In the Forbes report mentioned earlier, an article (“Dating Darwinism”) describes that the latest spin on speed-dating, a sort of wealth-dating -- i.e. an event matching very attractive women with very wealthy men. And if that seems unfair, worry not, a follow-up pairing of wealthy women and attractive men is planned. Romance isn’t dead – it’s just been updated to pair banking with beauty contests! ;)
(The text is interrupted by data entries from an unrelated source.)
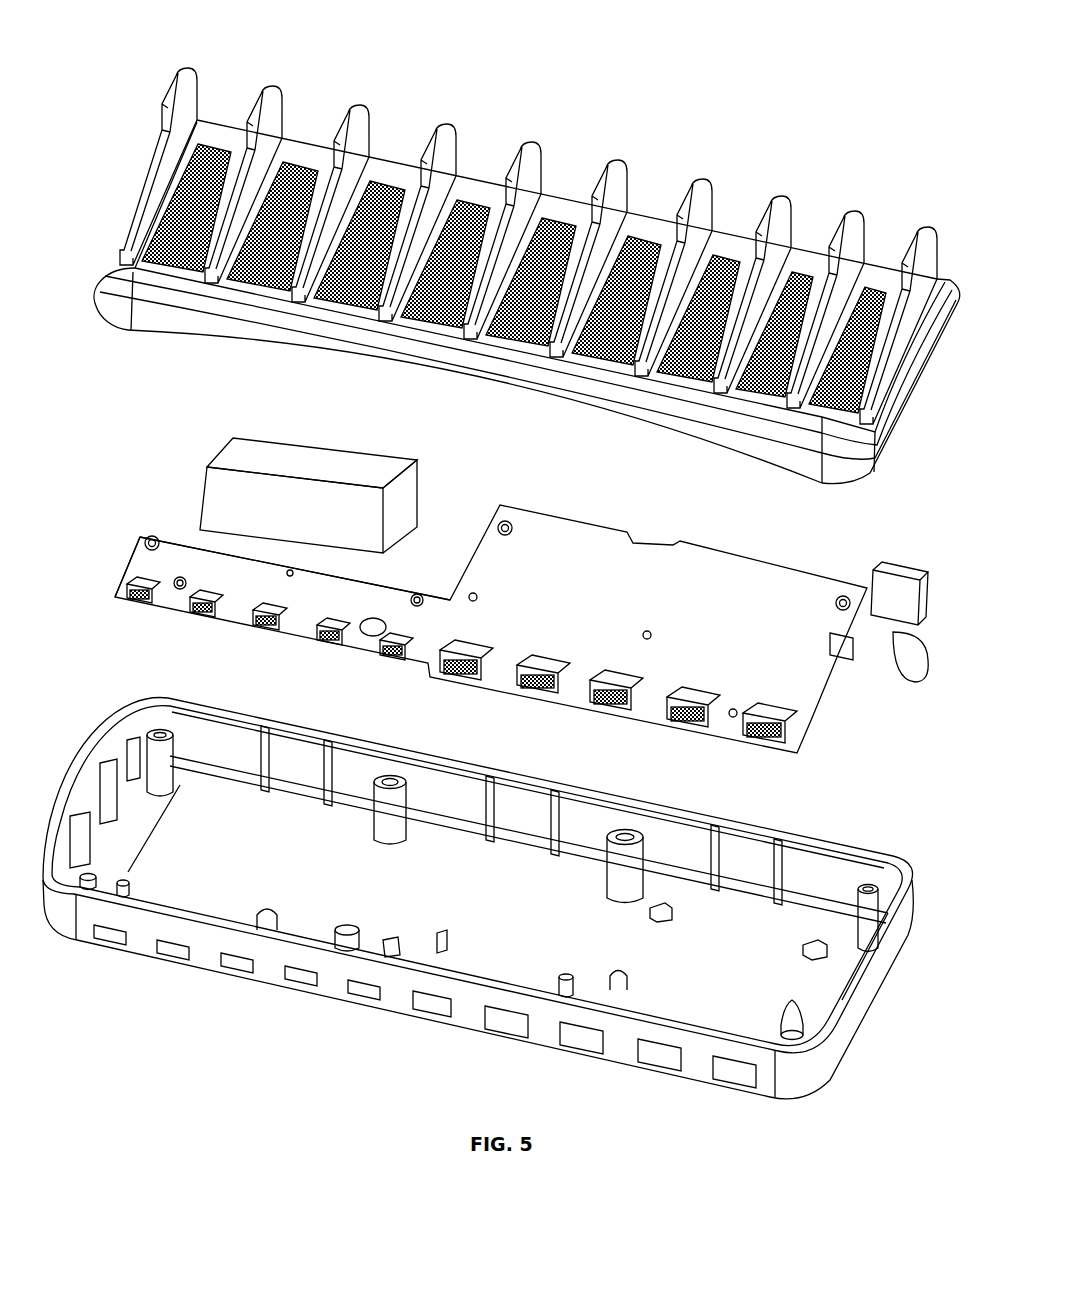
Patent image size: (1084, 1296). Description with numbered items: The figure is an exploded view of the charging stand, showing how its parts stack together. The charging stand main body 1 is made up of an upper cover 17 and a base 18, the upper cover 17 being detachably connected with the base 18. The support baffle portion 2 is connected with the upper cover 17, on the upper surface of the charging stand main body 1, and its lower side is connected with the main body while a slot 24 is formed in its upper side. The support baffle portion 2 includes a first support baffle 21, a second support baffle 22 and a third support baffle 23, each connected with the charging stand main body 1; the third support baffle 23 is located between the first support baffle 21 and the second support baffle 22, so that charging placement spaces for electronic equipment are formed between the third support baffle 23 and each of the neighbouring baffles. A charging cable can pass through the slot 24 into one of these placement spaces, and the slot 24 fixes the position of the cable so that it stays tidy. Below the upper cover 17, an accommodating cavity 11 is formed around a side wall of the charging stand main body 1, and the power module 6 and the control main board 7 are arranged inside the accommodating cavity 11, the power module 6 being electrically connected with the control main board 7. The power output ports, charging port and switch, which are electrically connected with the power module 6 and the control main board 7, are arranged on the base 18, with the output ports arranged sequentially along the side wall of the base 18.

The charging stand main body 1 is at (350, 1027).
The support baffle portion 2 is at (517, 132).
The power module 6 is at (293, 507).
The control main board 7 is at (733, 603).
The accommodating cavity 11 is at (217, 748).
The upper cover 17 is at (390, 163).
The base 18 is at (217, 947).
The first support baffle 21 is at (518, 210).
The second support baffle 22 is at (862, 263).
The third support baffle 23 is at (718, 258).
The slot 24 is at (697, 250).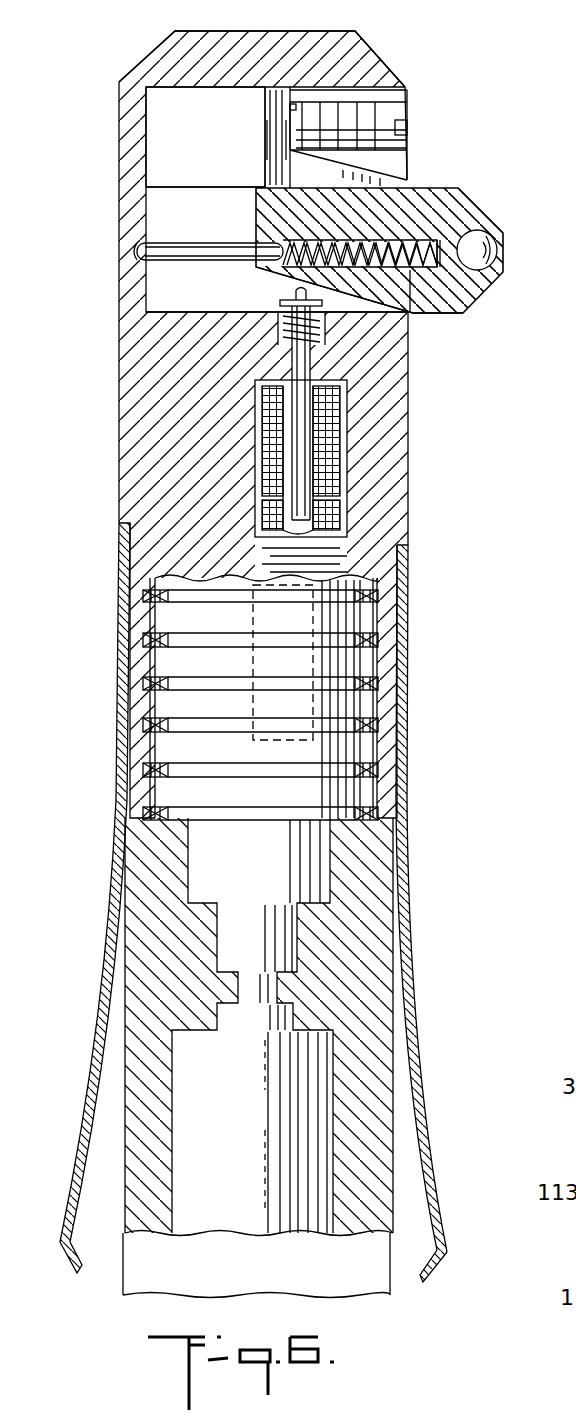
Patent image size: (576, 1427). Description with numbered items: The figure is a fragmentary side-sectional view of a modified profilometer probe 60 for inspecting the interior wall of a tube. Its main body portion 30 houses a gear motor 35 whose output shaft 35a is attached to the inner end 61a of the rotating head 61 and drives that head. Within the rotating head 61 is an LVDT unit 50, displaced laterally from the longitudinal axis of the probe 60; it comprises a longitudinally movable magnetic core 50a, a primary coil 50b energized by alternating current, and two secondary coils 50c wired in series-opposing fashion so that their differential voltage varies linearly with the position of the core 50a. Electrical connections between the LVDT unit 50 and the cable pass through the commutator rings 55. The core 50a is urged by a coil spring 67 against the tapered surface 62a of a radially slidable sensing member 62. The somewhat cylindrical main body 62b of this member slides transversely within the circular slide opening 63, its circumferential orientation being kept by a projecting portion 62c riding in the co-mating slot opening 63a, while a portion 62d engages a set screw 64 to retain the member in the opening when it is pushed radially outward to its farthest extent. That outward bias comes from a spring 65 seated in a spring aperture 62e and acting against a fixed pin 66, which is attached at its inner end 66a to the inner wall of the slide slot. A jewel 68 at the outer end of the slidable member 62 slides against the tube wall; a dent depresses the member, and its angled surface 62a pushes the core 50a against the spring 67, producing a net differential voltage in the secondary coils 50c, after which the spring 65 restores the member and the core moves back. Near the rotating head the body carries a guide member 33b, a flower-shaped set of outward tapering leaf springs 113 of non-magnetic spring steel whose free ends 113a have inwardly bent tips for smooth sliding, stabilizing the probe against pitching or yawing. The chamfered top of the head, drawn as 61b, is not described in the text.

And Valentines makes for a robust cartoon and/or child-as-audience publishing corpus. Looking variously in FictionFinder and WorldCat.org, one finds such Valentine’s Day-themed masterpieces as The Valentine That Ate My Teacher and Valentine Kittens. Given that Valentine’s Day as a holiday may have been spawned by Chaucer (see Wikipedia entry), the literature -- if not the commerce – of the holiday seems to have taken a downward spin.

So, gentle readers, wherever you are, may this Valentines be just what you hoped for. And the after effects of the holiday be less than is feared.

2 comments:

Th said...

I'm surprised you missed Dusty Springfield's biography by Penny Valentine

Eric said...

My bad! ;) Thanks for pointing it out.